Just remember one thing…
…that the words “averaging down”…
…only go with long-term investing.
They do NOT go with trading.
After you have fully digested and understood the above, let’s to to the when.
When does averaging down go with investing?
The answer to this is – only after doing proper homework.
If you’ve not researched the underlying well enough, don’t even think about averaging down, because you could be throwing good money after bad.
When there’s a correction, the long-term investor does get tempted to increase his or her holding, because of the lucrative prices that are on offer.
Sure, why not?
Please understand, that this “sure, why not” is coming out so casually because of course the long-termer has worked overtime to arrive at the conclusion that he or she wishes to increase his or her stake in something that is already being held.
The fall in the price of the underlying does not perturb the long-termer. Solid research has been done, and the markets make huge mispricing blunders when in free fall. Market players go all psycho and discard their precious holdings at throw-away prices. Picking up quality stocks at bargains is exactly what the long-termer is in it for.
The long-termer has done a few more things.
Family has been secured with multiple income-sources and emergency funds. What’s going into the market is sheer surplus, not envisaged to be required over the next ten years.
Then, entry quantum is small each time, small enough so that entries can be made all year round, and there will still be ample savings left after all entries.
How does one calculate a small enough entry quantum that satisfies all of the above criteria?
One works backwards.
Pinpoint your income after tax for the year.
Decide what you wish to amply save. Subtract this from your income. Further, subtract expenses. You are left with an amount. Decide whether all of this amount can go into the market, or whether only a part. Maybe you wish to go for a holiday with your family, or perhaps you wish to buy a vehicle, or what have you. Subtract such additional expenditure too. Finally, you are left with the amount that you wish to plough into the market, over the course of the year.
Next, take the amount, and divide it by 30, or 40 or 50.
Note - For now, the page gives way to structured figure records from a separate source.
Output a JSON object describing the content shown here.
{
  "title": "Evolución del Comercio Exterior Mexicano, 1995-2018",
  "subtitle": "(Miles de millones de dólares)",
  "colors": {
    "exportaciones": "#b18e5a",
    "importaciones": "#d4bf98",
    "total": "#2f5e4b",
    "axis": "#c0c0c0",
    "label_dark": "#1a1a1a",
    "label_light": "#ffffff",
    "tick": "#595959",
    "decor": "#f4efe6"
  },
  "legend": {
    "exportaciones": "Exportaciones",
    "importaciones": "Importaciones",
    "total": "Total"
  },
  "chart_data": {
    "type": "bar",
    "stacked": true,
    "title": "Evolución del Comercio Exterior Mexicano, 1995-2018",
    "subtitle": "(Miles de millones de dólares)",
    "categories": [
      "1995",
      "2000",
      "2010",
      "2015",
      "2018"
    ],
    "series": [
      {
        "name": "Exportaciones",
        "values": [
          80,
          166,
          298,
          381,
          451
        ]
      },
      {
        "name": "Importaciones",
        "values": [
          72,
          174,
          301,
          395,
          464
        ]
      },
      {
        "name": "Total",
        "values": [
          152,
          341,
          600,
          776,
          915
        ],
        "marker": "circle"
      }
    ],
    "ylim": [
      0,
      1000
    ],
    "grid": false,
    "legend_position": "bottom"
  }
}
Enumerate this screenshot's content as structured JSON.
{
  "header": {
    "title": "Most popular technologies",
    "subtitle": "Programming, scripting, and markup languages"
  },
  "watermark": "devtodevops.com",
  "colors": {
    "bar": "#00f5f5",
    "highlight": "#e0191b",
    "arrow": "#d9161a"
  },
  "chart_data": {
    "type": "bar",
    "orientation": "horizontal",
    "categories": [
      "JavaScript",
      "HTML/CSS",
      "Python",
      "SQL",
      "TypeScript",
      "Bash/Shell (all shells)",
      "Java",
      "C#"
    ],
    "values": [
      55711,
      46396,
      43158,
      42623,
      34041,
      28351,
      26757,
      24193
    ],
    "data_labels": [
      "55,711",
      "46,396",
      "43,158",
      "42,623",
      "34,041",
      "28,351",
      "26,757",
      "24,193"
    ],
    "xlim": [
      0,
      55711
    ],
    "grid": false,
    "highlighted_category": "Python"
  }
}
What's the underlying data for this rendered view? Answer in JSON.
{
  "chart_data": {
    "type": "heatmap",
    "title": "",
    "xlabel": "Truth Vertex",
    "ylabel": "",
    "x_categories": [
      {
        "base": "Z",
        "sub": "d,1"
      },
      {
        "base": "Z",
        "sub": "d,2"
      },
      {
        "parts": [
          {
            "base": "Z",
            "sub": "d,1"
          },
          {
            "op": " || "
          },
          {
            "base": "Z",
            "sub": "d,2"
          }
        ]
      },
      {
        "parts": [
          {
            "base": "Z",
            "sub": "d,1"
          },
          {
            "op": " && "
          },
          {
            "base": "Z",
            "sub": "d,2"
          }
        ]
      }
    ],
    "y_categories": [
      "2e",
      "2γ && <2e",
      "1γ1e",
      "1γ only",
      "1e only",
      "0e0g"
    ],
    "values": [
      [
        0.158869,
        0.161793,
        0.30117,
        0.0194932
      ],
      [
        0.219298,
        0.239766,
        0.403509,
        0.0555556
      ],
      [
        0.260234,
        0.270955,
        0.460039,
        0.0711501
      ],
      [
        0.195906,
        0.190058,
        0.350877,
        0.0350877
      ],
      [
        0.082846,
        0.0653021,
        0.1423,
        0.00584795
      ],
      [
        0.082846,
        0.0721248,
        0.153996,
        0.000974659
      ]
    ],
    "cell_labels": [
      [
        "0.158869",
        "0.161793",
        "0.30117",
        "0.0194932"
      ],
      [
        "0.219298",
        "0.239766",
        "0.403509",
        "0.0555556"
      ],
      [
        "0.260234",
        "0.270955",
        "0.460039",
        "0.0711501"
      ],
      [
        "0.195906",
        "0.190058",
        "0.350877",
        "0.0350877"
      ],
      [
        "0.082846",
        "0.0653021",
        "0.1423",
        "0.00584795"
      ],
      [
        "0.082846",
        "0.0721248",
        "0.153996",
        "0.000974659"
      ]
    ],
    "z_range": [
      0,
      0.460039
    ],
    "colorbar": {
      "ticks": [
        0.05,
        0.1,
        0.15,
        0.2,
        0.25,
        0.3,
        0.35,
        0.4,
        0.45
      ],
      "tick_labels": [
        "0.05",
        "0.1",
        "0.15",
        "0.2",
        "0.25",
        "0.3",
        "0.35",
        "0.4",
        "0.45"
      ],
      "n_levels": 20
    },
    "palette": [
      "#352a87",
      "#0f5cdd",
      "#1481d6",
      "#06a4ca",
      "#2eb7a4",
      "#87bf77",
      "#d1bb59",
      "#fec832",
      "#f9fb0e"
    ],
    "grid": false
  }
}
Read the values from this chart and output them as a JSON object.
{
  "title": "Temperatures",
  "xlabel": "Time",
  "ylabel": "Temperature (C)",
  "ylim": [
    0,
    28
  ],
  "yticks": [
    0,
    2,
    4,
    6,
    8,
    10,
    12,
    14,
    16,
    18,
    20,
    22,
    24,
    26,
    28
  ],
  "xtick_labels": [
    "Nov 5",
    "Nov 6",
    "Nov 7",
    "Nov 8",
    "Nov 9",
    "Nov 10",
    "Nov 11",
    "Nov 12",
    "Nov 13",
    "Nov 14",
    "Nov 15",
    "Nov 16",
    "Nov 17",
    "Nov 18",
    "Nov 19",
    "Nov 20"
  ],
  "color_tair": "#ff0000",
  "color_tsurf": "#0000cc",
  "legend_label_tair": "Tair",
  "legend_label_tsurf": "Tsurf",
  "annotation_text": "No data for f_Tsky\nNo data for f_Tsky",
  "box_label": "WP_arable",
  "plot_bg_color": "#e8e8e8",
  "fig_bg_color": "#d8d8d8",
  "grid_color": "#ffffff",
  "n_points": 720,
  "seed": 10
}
On the down-side, the market could offer you margin of safety on 30 of the days that it is open in the year. On the up side, the number could be 50. We are talking about ten-year average numbers. During a singular correction, the market could offer margin of safety continually for the whole year. Decide what your magic number is. 30-40-50 days per year works ok over a ten year period. Divide the amount you’ve set aside with the number you’re comfortable with to arrive at your entry quantum per entry-day, for the year in question. Now you can keep going in with this same quantum through out the year whenever margin of safety is offered, and you generally won’t have to worry about running out of investing money, on average.
Great stock-picking, excellent due diligence, surplus going in, small-enough entry quantum, ability to sit – the long-termer is armed with these weapons, and now, he or she can average down as much as desired, whenever margin of safety is offered.